Divisadero is a Spanish word, and in Ondaatje's 2007 novel it has a brief presence as the name of a street a character lives on for a time. Its meaning - either to divide or to make something out (from a distance) - encapsulates the whole structure and modulation of the book. The narrative is fractured, keeping the reader at arm's distance from the inner sanctum of the characters. It shifts point of view from chapter to chapter, dipping back into the past, changing the narrative voice from first person to third person, and changing tense from past to present. It also follows two distinct paths: a story of three characters in a modern, rural American community, and the background of an early-twentieth-century French poet and author, Lucien Segura, whose work is being translated by one of the modern characters, Anna.

That link between the two time periods is played out only briefly, however. Throughout the book, pairs of characters who significantly affect each other often spend only snatches of time together. In the modern thread, Anna and Claire are false sisters (born in the same week, one is adopted by the other's father) and often confused with one another, not in a 'look-alike' fashion, but instead in terms of mistaken identity. They embody the notion a single spirit divided at birth and shared between two people. Due to the tumultuous events of their past, however, they spend most of their lives apart.
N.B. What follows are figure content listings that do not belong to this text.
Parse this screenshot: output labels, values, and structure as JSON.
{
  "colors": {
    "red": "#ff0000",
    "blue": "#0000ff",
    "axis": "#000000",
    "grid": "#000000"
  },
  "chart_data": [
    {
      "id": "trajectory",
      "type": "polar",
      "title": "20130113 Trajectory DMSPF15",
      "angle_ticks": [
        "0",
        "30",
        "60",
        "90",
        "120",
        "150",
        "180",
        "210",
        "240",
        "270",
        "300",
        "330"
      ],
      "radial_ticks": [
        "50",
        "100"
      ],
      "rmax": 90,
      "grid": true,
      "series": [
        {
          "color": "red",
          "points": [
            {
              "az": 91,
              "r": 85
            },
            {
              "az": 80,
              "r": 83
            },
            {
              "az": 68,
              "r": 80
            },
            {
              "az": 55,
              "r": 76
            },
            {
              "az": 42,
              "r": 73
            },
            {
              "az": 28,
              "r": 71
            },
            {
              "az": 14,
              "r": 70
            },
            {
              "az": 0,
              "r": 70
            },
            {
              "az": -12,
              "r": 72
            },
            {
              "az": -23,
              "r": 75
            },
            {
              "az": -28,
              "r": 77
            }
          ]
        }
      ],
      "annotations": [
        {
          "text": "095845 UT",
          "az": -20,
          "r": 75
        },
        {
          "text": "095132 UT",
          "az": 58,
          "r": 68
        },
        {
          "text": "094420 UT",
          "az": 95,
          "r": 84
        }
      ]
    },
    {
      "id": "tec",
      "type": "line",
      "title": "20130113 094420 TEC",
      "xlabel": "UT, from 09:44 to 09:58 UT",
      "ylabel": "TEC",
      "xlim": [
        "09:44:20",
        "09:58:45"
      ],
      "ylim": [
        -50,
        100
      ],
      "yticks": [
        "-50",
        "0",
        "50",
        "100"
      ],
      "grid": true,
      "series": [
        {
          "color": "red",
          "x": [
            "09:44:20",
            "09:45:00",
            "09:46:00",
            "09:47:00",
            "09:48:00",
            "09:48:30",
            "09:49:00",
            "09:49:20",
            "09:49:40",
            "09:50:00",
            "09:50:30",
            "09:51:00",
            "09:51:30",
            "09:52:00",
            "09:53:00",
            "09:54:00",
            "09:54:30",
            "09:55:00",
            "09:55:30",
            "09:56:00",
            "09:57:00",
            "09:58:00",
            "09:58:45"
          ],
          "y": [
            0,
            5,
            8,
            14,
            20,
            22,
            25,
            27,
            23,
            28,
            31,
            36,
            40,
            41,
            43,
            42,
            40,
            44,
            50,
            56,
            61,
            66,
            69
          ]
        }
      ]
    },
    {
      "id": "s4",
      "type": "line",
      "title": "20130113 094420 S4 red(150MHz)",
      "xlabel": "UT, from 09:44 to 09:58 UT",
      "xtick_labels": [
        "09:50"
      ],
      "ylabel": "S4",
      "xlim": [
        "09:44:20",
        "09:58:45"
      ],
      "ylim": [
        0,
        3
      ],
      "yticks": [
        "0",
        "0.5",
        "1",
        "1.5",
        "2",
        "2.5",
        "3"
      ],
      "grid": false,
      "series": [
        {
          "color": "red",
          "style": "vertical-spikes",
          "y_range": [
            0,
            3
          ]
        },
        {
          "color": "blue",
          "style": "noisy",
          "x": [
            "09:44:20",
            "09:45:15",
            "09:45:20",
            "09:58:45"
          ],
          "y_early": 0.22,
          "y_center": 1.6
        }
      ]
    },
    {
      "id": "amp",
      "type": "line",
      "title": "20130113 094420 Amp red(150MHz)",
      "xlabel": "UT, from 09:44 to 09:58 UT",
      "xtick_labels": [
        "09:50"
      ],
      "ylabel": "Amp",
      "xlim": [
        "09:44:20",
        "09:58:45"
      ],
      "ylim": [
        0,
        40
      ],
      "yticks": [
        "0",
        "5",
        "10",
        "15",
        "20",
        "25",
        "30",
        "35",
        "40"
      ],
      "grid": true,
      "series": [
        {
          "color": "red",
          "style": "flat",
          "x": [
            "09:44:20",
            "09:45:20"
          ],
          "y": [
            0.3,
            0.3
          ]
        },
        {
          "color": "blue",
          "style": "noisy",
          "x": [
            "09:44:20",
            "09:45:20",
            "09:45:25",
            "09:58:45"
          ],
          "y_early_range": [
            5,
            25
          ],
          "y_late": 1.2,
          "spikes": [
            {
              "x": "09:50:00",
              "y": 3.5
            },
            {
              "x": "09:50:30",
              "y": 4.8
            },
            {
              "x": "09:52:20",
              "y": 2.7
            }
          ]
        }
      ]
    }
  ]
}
Segura, the writer, is ultimately able to admit and express his greatest love only when that woman is, in fact, not there.

Ondaatje's take on the distant past, as an informant or precedent to our current predilections, as well as the power of events in one's own life, is McEwanesque in its take on cause and effect. Ondaatje is perhaps more open about that theme than McEwan: he stresses that we need '...to accept the flawed barrier between cause and effect, how to see that the present continually altered the past, just as the past was a strange inheritance that fell upside down into one's life like an image through a camera obscura.'

With gentle beauty Ondaatje expresses how atuned we can become to the world: 'It was when he felt...most clearly that there was no distinction between himself and what was beyond him - a tree's sigh or his mother's song, could, it seemed, have been generated by his body. Just as whatever gesture he made was an act performed by the world around him.' Hence, while superficially the two story threads have little connection, we know that Anna is channeling this entire, unknown past belonging to Segura as she sits in the places where he thought, felt, watched and wrote.

Divisadero is reminiscent too of A.S. Byatt's Possession, as both books not only present parallel stories in different times, but also offer them equal space, development and importance in the narrative, rather than one buoying or merely supplementing the other. As Divisadero progresses, the time-shifting intensifies, moving forward and back several years within the one segment, sometimes within the one recollection of a character. Again, Ondaatje is aware of the effect he is creating, using a comparison of photos of characters from each timescape to simultaneously remind us of their link, but also to separate them: 'We are much closer to the subject in this [later] picture. Photography has moved in from the middle distance as the century progressed, eliminating vistas, the great forests, the ranging hills.'

To end, Ondaatje presents us with an image of birds over a lake 'flying as close to their reflections as possible'. The whole novel has presented us with these dualities: of the two timescapes, of two cultures, and within each pairing of characters. Anna can only understand what she is reading through the prism of her experience; hence, a current perspective informs the past. We can only re-live our memories and others' from the present: the notion of cause and effect moves both backwards and forwards in what we only imagine to be a linear progression of time.